Founded in 2016, the Native American TV Writers Lab is an intensive TV scriptwriting workshop, which prepares Native Americans for careers as writers. Its mission is to expand the amount of Native Americans working behind the camera, thereby increasing fair and accurate portrayals of Native Americans on TV. According to the WGA West’s 2020 Inclusion Report, the Native American and indigenous population currently represents just 1.1% of working television writers.

The Native American TV Writers Lab takes fellows through a five-week curriculum, curated by seasoned writing professionals, which consists of daily workshops, seminars and one-on-one mentoring. The goal is to have each writing fellow develop and complete a pilot script within five weeks, whiling honing skills that will enable them to move into positions, as staff writers.

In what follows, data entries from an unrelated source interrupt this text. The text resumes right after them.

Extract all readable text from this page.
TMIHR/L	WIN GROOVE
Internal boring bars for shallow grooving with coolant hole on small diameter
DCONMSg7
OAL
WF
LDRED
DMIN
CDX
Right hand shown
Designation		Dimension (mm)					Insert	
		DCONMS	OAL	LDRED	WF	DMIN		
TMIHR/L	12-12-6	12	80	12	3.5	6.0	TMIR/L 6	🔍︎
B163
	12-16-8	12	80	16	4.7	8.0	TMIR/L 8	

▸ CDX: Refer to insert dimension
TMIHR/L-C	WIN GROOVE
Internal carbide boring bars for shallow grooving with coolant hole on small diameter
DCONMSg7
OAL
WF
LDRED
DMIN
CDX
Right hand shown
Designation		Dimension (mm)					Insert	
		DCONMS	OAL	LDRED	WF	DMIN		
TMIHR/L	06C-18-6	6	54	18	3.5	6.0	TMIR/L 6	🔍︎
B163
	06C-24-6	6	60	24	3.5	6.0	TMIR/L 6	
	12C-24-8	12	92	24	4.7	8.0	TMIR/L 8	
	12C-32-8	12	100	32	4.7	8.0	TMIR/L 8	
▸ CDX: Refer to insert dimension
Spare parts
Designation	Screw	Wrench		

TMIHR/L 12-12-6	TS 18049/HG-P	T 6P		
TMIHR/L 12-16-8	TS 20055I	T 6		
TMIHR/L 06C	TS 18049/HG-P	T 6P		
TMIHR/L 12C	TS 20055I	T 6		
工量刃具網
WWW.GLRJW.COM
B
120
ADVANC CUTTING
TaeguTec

The Native American Media Alliance’s partners in putting together the lab include Sony Pictures Entertainment, the Cherokee Nation Film Office, Kung Fu Monkey Productions, Snowpants Productions and Decolonizing Wealth Project.

“We live in an incredibly exciting time – we are finally seeing television shows about Native American people, by Native people, with Native artists on both sides of the camera,” said William Jehu Garroutte (Cherokee Nation), who executive produces ABC’s Dark Horse and serves as Director of Education for the Native American Media Alliance. “As an alumni of the first Native American TV Writers Lab, I am excited to see this initiative continue to bolster our community, to empower our writers and storytellers. Every year, this program builds on an incredible community of talented artists. I look forward to the new and groundbreaking projects the 2021 cohort has to offer.”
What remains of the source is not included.